Residents Support County Parks at Council Meeting
More than 60 attended the county council meeting Tuesday, with 10 speaking about the parks.
Although the possible closure of 23 county parks and facilities wasn't on the St. Louis County Council's agenda on Tuesday, the subject was fresh in the minds of 10 speakers who came to advocate on behalf of the parks.
“Our purpose for speaking tonight is to plead with you to make the 2012 budget cuts fair and equitable across the board,” said Mehlville resident and parks volunteer Bonnie Lorenz. “A family may not be able to afford to go to the show, or a baseball game, but they can go to one of our wonderful 69 parks for free.”
“Don’t let your legacy in office show that you were responsible for closing parks in our great county,” she said.
Before the meeting, County Executive Charlie Dooley made it clear the county would not be selling park land, but needed other solutions for the budget deficit.
“It is my hope that as we move forward, the county council and I come up with some alternatives to make something work,” he said. “The parks are not going anywhere, we’re not going to sell any parks. They’re going to stay in St. Louis County.”
Announced Nov. 1, Dooley’s 2012 budget recommended cuts in several departments, but most noticeably in the Department of Parks and Recreation, which oversees the activities in more than 12,700 acres of land.
Under the proposal, the county’s operating fund of $359.4 million would reflect $10 million in savings, a number Dooley said was a deficit in the budget.
In a move that would save the county $4.376 million, 23 parks would be closed including 17 athletic fields, 6 tennis courts, 12 basketball courts and more than 62 trail miles. In Affton, Ohlendorf County Park and Mathilda-Welmering Park would close.
Suson Park and its petting zoo are on the chopping block along with the Kennedy Recreation Complex. No cuts at Jefferson Barracks or Sylvan Springs Park were recommended.
The cuts would also eliminate 133 staff positions, more than 40 of which are full time.
Dooley said he welcomed ideas in the open process and asked residents to pitch solutions.
“You’re talking about a decision that was made from a viewpoint, there were no easy decisions,” he said. “You’ve got to start somewhere, you have to open up dialogue.”
Two residents offered suggestions on how to save the parks.
Kirkwood resident Bob Nelson, who serves on the County Parks Board, called for a 2-cent tax increase in the county parks tax rate. He said residents would not need to vote to raise the tax rate from 5 to 7 cents.
According to his calculations, a house valued at $144,000 (the county’s average value) would cost its owners $6.78 a year with the increase and would fund the parks completely without layoffs or closures.
Nelson also said the Parks Board was not asked for input on how many or what parks were selected for closing, when questioned by Councilwoman Colleen Wasinger.
Ed Golterman, another County resident, had a different suggestion.
“I think any talk of a tax increase of any kind in St. Louis County is unacceptable,” he said. “I think we have a responsibility to create and find revenue flows.”

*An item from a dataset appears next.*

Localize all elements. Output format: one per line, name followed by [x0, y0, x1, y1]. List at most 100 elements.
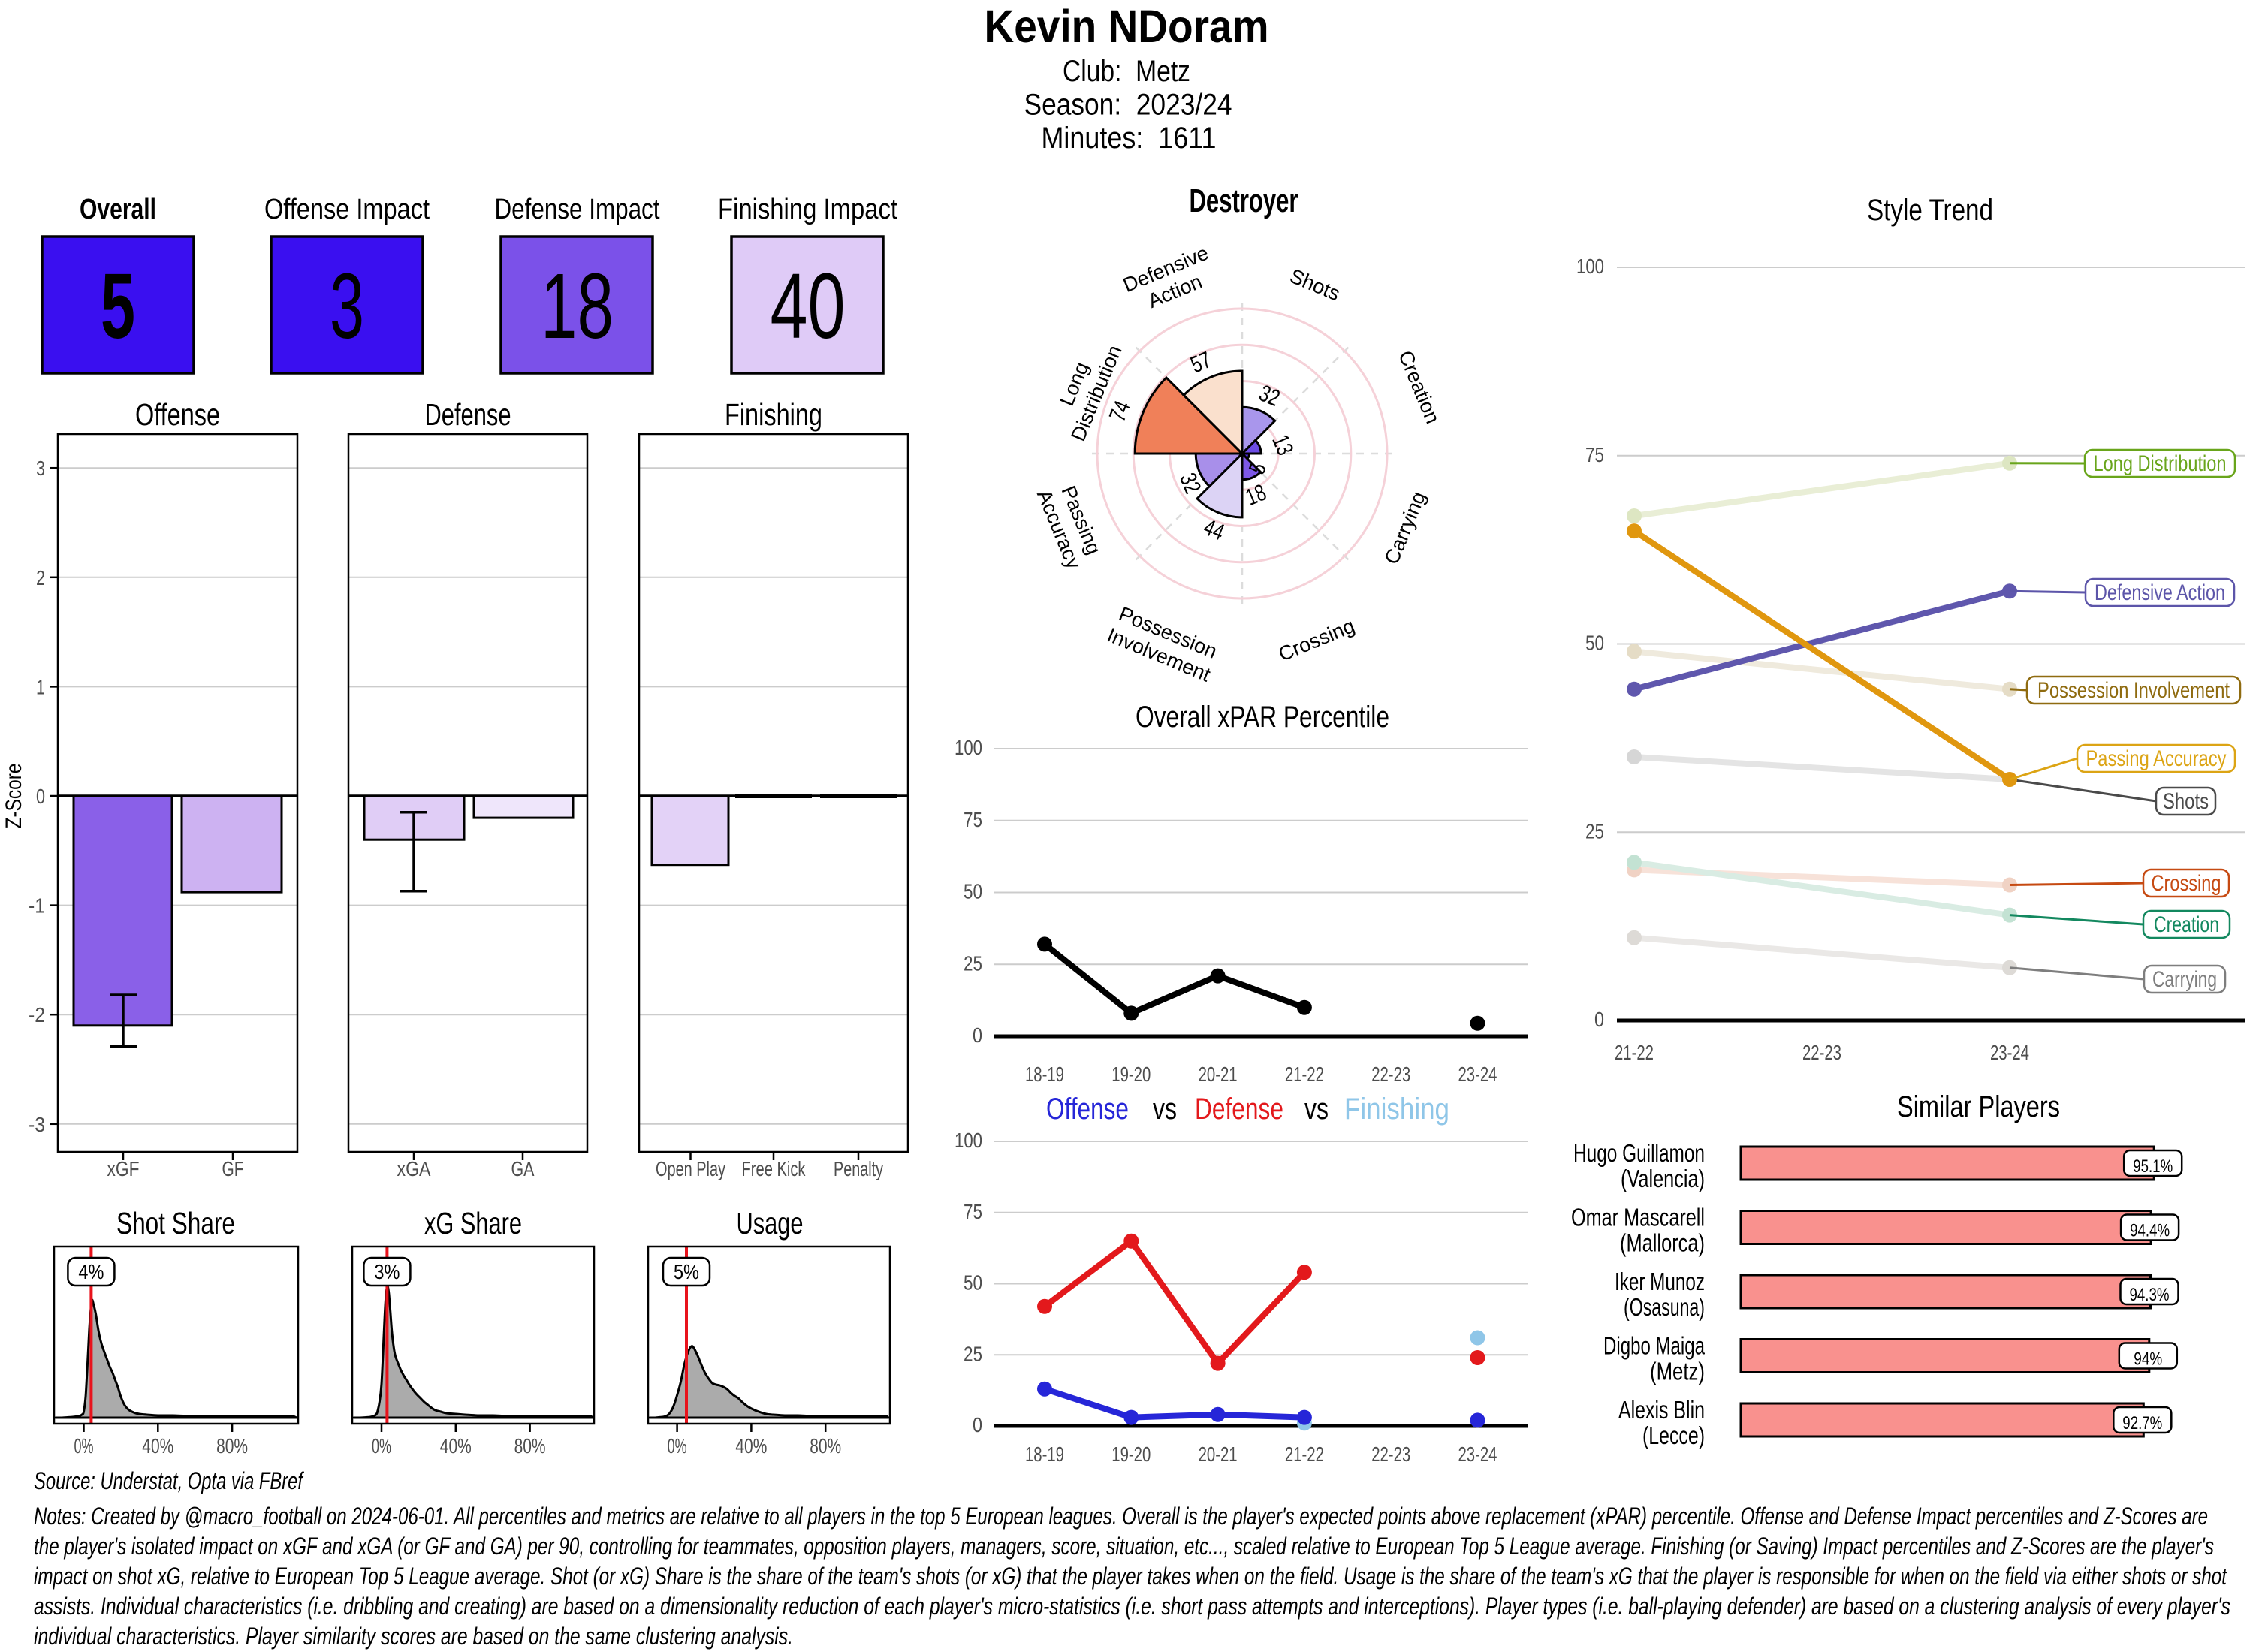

His solutions included ending the zoo and bike trails tax, freeing up $60 million in the budget to reallocate those funds.
Four representatives from the St. Louis Disc Golf Club attended the meeting in Clayton and shared concerns that two disc golf courses at Sioux Passage and Unger Parks were slated for closure.
Former club president Chris Kinsella said the club’s 540 members held monthly tournaments that bring in teams from all over the country to the area’s parks.
“We are a revenue stream for the parks,” he said. “We’ve raised over $10,000 in the last two years and have invested it back into the disc golf courses in the parks.”
After 10 speakers about the parks, Seventh District County Councilman Gregory Quinn (R-Wildwood) said the county has spent a large amount of time time building up the parks system and “vigorously opposed” the closure of any parks.
“My view is that the proposed budget cuts fall disproportionately on the parks system. I’m not in favor of that,” he said. “We owe it to ourselves and our posterity to maintain these parks and save them. I think we can work that out.”
For the first time in recent history, the County Council has formed a special budget committee to work with the executive on the budget. Headed by Fourth District representative Mike O’Mara (D-North County), the committee will hold a public hearing Nov. 15 at 6:30 p.m. at 41. S. Central Avenue in Clayton.
O’Mara announced Tuesday the committee will include former councilman Richard ‘Skip’ Mange as an independent advisor. Mange advocated for a unsuccessful 2004 tax increase to benefit county parks and served four years on the County Council.
“You have my personal commitment that I will do everything possible and I’ve been vocal thus far, to prevent the closure of any parks,” said County Council Chairman Steve Stenger (D-Affton) “We’re going to all work very hard together to come up with solutions to the issues presented.”